For me the most fascinating room in the Our Land exhibit currently on display at the Winnipeg Art Gallery is the one featuring a series of stone cut prints. There are many different ways Inuit artists make prints but stone cuts are unique. In the Our Land exhibit we are fortunate enough to be able to see not only the prints, but also the stone cuts used to make them. The Owl is interesting because the same artist, Lukta Qiatsuk drew the image and created the stone cut to be used for the print. Often however the artist who creates the image for the print is different from the carver who recreates the image in the stone.
The image for this print was drawn by one artist…

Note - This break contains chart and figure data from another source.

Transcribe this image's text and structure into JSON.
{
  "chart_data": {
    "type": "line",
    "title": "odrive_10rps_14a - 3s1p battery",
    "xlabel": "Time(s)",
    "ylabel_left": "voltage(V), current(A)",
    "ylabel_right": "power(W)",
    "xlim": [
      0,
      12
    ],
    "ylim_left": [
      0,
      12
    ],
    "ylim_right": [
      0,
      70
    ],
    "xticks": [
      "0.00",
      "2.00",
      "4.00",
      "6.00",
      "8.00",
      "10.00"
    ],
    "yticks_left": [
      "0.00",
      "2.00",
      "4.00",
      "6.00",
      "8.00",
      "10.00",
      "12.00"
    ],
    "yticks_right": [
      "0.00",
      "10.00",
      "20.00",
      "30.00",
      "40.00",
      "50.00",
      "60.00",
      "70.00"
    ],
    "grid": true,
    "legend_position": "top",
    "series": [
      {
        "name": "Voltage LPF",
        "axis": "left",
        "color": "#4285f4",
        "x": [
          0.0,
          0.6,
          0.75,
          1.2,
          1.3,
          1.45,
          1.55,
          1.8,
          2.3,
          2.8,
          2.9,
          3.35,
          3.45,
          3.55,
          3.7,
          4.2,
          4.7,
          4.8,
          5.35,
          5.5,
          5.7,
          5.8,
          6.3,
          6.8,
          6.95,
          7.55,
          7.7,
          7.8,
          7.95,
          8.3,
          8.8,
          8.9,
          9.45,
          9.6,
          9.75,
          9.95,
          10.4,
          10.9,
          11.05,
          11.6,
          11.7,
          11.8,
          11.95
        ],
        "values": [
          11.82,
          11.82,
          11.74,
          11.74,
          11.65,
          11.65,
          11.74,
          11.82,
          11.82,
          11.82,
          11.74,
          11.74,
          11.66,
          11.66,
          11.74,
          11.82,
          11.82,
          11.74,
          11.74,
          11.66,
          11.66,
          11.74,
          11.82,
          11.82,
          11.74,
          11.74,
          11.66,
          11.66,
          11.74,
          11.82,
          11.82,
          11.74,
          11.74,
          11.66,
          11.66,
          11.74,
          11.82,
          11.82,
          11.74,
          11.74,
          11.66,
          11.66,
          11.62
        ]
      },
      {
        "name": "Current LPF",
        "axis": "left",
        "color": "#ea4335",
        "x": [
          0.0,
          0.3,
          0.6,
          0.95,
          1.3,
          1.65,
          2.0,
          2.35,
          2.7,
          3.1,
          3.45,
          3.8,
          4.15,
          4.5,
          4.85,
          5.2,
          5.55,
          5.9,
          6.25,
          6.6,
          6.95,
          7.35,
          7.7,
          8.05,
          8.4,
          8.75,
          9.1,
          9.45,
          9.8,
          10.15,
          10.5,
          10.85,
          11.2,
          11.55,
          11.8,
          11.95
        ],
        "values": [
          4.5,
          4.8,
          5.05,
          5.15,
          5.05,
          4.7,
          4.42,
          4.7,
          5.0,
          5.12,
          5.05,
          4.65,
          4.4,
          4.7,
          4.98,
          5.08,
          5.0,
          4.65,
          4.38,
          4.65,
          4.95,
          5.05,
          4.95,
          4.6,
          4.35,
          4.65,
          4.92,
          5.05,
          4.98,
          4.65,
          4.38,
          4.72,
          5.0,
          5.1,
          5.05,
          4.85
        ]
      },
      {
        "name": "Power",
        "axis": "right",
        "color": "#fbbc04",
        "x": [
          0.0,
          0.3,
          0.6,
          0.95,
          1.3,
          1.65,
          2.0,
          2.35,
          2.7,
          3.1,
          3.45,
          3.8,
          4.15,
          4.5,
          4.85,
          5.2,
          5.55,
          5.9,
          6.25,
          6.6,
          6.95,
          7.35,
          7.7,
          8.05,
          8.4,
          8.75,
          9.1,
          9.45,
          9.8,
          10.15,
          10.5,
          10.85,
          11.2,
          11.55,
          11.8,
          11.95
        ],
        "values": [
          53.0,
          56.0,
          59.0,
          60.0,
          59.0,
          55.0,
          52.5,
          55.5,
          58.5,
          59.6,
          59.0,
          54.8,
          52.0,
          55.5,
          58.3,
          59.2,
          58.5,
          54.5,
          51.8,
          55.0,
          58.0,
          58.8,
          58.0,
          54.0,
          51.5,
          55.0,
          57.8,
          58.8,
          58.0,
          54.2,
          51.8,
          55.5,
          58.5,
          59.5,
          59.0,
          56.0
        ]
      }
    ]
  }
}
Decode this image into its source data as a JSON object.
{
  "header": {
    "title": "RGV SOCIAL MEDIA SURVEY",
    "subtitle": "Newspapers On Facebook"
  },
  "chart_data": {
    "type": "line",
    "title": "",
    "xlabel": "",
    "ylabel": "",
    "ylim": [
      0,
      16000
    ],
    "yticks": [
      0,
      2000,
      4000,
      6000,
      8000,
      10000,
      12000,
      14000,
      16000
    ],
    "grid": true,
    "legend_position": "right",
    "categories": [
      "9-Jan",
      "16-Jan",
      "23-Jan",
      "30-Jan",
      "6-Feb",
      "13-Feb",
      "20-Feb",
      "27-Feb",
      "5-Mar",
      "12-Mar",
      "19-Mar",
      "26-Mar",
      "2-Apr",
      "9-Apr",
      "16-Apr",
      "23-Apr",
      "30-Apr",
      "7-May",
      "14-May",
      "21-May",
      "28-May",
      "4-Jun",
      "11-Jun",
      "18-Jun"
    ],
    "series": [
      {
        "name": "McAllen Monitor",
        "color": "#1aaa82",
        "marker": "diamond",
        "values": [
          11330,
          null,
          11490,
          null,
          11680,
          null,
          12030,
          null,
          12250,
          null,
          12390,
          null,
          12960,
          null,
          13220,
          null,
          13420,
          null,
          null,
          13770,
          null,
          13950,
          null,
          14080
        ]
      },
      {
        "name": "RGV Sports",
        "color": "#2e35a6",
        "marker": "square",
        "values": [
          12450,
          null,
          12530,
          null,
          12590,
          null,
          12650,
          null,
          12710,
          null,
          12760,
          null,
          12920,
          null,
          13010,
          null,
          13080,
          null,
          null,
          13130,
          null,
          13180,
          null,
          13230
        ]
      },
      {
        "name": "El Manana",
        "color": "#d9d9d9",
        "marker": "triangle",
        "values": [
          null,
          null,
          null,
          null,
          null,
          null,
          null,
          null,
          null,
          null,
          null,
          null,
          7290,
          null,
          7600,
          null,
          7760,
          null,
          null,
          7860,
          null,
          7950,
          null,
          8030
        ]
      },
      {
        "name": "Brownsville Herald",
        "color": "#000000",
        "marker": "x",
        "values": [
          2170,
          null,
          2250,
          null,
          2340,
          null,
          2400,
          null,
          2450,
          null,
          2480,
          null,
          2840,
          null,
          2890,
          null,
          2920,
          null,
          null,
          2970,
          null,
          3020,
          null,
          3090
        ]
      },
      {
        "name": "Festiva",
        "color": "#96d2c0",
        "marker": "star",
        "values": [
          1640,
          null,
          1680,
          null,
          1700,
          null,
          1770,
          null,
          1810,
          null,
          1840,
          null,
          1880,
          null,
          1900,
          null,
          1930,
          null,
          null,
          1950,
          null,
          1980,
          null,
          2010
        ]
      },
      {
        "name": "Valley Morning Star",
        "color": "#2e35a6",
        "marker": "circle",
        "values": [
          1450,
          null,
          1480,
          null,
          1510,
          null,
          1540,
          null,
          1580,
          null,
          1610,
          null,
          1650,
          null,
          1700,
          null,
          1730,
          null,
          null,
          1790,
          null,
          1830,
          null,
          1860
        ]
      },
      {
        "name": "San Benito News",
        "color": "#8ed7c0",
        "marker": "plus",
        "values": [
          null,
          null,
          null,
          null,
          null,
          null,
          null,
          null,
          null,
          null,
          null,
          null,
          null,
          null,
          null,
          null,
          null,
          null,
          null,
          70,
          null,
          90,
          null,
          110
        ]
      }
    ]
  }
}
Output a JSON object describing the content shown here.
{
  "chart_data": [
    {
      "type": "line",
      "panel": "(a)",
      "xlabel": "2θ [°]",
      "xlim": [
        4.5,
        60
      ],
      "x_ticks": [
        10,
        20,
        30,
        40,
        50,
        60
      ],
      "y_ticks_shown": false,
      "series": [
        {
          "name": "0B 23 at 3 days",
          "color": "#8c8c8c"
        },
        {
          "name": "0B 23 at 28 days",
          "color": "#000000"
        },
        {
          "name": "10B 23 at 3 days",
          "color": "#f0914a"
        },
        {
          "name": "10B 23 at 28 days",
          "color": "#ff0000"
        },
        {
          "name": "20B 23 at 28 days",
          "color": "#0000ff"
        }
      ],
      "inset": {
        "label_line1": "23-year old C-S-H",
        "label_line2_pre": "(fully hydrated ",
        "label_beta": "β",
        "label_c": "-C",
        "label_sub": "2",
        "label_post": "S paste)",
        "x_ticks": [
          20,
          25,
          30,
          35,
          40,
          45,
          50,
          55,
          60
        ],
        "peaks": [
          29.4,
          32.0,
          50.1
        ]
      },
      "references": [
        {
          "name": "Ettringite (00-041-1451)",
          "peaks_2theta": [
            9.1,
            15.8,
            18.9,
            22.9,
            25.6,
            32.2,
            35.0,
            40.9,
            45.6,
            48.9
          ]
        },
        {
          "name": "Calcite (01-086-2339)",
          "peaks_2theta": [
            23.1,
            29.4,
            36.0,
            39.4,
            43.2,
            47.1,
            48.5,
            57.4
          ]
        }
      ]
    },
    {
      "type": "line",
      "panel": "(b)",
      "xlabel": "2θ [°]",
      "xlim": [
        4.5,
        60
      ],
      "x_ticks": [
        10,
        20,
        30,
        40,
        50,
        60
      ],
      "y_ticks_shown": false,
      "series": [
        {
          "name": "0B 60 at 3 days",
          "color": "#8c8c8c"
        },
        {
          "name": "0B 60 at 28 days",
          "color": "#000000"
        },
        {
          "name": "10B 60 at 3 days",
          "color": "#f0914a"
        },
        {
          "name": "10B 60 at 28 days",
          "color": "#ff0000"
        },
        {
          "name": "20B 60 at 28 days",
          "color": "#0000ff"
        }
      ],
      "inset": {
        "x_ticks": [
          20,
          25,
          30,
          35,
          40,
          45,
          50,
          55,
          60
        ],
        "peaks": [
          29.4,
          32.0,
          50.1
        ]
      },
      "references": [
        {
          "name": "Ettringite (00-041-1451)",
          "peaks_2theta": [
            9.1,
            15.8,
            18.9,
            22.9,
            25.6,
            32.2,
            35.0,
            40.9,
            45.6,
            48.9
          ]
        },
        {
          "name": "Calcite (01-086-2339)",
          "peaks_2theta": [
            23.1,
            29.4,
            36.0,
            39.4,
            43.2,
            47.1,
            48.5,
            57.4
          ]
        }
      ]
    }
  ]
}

But the stone block was carved by two different artists. Once they had carved the image in stone the printmakers applied colored ink to it using a tool called a brayer and then laid a sheet of paper on the inked block and rubbed the back of the paper using a flat tool to apply even pressure. After the ink had soaked into the paper, the paper was peeled carefully from the stone block to reveal the printed impression. The image on the print always appears in reverse of the original drawing.
The art of stone cut printmaking is new to Inuit artists. It was introduced by James Houston an artist who went to the Arctic to work after World War II and in 1958 traveled to Japan to study woodcut printmaking with Japanese masters of the art. Houston shared what he had learned with Inuit artists and they adapted the woodcut technique for stone.
Normally when a printmaker has made about 50 prints the stone carving that created it is ground flat. So we are fortunate the ones in the exhibit have been preserved for us to see. The exhibit Our Land includes a film showing how the prints are made and a display case with some of the tools used in the printmaking process.